Por 11 votos a 4, colegiado
decidiu retirar magistrado da condução dos processos até a conclusão das
investigações
O Conselho Nacional de Justiça (CNJ)
afastou o juiz Marcelo
Bretas, da 7ª Vara da Justiça Federal do Rio de Janeiro, responsável
pela Lava-Jato no Estado, por uma suposta irregularidade na condução dos
processos. Conforme apurado pelo programa Direto de Brasília,
da Jovem Pan News, o colegiado instaurou um processo administrativo
disciplinar contra o magistrado em uma sessão sigilosa nesta terça-feira, 28.
Por 11 votos a 4, os conselheiros determinaram o afastamento até a conclusão
das investigações. Bretas era alvo de três reclamações que foram protocoladas
pela Ordem dos Advogados do
Brasil (OAB), pelo prefeito do Rio de Janeiro, Eduardo Paes (PSD),
e uma do próprio CNJ. A OAB aponta que o magistrado e o Ministério Público
teriam orientados advogados e combinaram estratégias. O segundo
questionamento foi apresentado pelo prefeito do RJ, Eduardo Paes. Segundo o
chefe do executivo fluminense, Bretas teria atuado com o intuito de
prejudicá-lo na disputado pelo governo nas eleições de 2018. Três dias antes do
primeiro turno, um depoimento de Alexandre Pinto, ex-secretário de Obras, vazou
e que na, sua visão, prejudicou no resultado final do pleito.
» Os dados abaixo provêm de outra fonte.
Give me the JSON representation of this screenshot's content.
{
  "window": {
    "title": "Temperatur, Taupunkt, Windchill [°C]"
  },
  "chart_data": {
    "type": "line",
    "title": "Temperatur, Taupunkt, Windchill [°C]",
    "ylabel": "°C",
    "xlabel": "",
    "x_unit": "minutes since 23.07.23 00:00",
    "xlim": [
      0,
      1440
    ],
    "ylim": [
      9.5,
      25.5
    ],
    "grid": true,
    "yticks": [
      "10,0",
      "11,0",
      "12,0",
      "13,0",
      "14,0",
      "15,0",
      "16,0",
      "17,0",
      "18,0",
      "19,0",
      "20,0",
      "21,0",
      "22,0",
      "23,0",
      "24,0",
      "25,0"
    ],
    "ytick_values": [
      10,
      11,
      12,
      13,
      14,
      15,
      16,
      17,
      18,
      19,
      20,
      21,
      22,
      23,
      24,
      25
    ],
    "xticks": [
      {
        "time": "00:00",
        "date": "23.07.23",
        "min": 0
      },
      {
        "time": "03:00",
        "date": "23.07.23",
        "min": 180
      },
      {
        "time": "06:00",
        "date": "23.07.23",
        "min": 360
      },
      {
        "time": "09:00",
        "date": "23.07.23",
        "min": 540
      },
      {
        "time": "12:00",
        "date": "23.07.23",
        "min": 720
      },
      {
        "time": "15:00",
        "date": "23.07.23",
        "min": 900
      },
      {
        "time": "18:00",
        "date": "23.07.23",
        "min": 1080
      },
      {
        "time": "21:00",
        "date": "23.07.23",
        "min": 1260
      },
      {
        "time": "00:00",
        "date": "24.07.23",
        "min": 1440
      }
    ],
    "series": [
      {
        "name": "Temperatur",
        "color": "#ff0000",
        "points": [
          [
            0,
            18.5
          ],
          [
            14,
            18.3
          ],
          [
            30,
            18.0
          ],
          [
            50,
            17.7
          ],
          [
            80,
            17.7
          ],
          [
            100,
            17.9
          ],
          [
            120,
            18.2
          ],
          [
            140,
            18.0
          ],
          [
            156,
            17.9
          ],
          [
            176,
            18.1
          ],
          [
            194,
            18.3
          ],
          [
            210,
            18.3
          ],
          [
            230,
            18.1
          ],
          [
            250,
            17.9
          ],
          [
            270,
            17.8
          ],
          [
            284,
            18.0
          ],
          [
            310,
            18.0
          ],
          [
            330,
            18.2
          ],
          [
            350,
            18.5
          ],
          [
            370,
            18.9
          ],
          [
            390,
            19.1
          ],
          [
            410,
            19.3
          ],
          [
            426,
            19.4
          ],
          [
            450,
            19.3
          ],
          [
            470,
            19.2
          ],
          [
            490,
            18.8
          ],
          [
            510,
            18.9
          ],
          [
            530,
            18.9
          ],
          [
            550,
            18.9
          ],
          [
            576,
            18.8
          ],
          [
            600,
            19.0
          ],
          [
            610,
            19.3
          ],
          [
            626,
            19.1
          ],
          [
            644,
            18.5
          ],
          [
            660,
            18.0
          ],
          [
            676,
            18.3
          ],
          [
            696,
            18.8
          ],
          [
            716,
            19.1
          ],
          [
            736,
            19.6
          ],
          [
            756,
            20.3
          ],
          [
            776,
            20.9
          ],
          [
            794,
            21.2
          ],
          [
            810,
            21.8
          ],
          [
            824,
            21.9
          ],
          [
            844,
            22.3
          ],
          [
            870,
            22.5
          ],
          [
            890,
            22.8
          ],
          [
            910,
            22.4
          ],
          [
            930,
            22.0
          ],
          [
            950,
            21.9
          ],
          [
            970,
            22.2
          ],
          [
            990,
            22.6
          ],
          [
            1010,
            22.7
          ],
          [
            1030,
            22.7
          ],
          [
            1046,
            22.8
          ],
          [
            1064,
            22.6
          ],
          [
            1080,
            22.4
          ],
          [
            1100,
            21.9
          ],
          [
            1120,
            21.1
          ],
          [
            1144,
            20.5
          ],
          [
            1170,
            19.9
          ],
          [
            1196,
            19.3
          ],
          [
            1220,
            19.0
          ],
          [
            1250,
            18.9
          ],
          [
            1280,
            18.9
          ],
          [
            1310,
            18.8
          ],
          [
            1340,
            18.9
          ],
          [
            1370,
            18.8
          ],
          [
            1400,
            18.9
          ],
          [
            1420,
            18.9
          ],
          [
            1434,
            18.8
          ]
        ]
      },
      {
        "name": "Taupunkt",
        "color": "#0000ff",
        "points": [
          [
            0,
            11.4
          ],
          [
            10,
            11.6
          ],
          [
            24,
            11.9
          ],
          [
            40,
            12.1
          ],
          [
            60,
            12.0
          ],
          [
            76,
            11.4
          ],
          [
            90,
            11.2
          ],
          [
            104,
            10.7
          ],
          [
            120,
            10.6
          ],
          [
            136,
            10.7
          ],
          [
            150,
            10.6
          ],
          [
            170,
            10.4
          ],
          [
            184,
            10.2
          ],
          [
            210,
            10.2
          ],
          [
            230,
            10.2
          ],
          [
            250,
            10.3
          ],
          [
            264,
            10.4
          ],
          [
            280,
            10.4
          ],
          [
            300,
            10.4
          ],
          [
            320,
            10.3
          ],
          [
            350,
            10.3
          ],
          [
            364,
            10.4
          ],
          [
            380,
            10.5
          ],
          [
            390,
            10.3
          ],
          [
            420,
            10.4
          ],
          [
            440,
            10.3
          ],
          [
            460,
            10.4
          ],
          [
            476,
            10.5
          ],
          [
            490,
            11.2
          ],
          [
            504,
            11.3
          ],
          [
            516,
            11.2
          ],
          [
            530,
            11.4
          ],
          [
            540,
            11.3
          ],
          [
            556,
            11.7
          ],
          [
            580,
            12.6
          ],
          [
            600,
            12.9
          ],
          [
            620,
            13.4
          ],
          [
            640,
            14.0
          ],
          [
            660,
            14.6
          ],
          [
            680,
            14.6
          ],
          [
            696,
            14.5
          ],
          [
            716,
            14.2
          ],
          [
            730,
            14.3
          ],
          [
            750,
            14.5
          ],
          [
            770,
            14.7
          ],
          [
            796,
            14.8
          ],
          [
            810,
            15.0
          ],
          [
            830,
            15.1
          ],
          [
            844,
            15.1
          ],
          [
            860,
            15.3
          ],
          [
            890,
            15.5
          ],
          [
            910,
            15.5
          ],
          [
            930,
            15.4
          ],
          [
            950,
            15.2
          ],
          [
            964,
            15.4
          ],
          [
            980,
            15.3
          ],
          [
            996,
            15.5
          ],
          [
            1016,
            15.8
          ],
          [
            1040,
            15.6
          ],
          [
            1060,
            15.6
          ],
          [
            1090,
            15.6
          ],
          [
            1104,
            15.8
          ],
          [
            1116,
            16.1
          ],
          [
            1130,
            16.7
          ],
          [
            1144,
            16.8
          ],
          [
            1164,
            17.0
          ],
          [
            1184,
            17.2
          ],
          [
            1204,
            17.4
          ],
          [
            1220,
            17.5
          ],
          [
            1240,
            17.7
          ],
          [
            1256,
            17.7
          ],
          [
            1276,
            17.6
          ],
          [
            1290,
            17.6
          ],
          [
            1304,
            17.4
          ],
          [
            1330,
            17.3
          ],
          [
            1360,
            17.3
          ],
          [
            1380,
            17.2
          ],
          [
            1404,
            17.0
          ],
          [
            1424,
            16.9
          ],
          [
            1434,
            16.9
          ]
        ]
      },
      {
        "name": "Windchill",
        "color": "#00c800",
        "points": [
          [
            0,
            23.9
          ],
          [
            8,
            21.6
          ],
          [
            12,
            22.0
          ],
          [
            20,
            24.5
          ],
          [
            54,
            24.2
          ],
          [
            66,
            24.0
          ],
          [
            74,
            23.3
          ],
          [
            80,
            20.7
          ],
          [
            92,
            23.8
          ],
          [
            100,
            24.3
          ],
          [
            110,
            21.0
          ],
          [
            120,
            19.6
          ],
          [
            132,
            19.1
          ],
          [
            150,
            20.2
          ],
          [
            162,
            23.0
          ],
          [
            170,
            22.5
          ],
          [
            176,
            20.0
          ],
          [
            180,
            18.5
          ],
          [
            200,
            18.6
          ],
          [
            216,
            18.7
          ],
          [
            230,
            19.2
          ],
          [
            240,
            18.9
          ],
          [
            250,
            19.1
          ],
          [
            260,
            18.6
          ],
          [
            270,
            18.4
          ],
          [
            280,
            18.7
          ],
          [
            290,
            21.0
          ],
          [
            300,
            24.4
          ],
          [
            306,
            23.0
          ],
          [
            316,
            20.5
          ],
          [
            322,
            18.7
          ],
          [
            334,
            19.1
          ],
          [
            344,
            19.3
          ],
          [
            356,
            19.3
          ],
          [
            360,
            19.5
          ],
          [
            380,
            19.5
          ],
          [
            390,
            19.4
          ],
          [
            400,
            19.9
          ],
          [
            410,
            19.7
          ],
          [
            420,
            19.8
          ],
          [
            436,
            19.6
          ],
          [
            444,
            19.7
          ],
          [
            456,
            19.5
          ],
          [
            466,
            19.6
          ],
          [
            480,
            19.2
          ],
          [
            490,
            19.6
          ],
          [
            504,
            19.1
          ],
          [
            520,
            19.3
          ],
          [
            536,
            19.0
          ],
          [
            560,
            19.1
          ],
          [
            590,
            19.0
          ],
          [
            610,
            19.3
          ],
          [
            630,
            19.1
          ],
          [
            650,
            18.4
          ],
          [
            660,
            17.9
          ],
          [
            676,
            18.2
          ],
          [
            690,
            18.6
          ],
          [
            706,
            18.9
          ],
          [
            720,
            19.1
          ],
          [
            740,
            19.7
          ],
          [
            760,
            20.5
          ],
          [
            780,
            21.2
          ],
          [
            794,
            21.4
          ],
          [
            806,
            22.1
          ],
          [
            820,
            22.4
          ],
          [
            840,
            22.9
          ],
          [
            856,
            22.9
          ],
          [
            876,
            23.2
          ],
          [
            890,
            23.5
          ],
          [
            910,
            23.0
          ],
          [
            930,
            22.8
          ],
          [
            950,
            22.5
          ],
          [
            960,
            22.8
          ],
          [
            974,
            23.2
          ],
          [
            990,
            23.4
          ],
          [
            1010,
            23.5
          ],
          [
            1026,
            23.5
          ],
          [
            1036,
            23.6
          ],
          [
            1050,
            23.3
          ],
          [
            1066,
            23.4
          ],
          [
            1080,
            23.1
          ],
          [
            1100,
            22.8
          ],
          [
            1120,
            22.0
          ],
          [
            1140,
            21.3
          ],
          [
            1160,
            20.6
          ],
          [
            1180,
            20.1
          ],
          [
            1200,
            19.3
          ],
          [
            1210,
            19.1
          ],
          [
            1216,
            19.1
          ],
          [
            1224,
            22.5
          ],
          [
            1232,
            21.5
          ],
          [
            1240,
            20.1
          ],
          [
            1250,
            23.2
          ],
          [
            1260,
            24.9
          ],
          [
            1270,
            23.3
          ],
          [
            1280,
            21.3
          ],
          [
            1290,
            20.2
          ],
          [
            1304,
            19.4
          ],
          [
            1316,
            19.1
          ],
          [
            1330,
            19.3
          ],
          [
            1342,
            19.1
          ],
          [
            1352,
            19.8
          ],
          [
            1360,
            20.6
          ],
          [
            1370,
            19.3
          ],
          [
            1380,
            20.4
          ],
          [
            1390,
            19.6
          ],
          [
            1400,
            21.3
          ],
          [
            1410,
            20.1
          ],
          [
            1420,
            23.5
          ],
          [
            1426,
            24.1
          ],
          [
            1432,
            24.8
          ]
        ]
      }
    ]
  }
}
O mandatário foi
acusado de participar de um esquema de propinas no plano de infraestrutura dos
Jogos Olímpicos de 2016. Já a CNJ alega supostas “deficiências graves dos
serviços judiciais e auxiliares, das serventias e dos órgãos prestadores de
serviços notariais e de registros”, depois de localizar dados em computadores
corporativos de Bretas.
Bretas foi responsável pela
Lava-Jato fluminense em 2015. O magistrado atuou em processos envolvendo
supostas corrupções na Eletrobras. Também assumiu as investigações sobre um
esquema de corrupção que levou o ex-governador do Rio, Sérgio Cabral, para
a prisão. Ele foi condenado em mais 400 anos em mais de 30 ações penais. Foi de
Bretas a determinação da prisão do ex-presidente Michel Temer (MDB). A decisão
foi revertida pelo Superior
Tribunal de Justiça (STJ), posteriormente.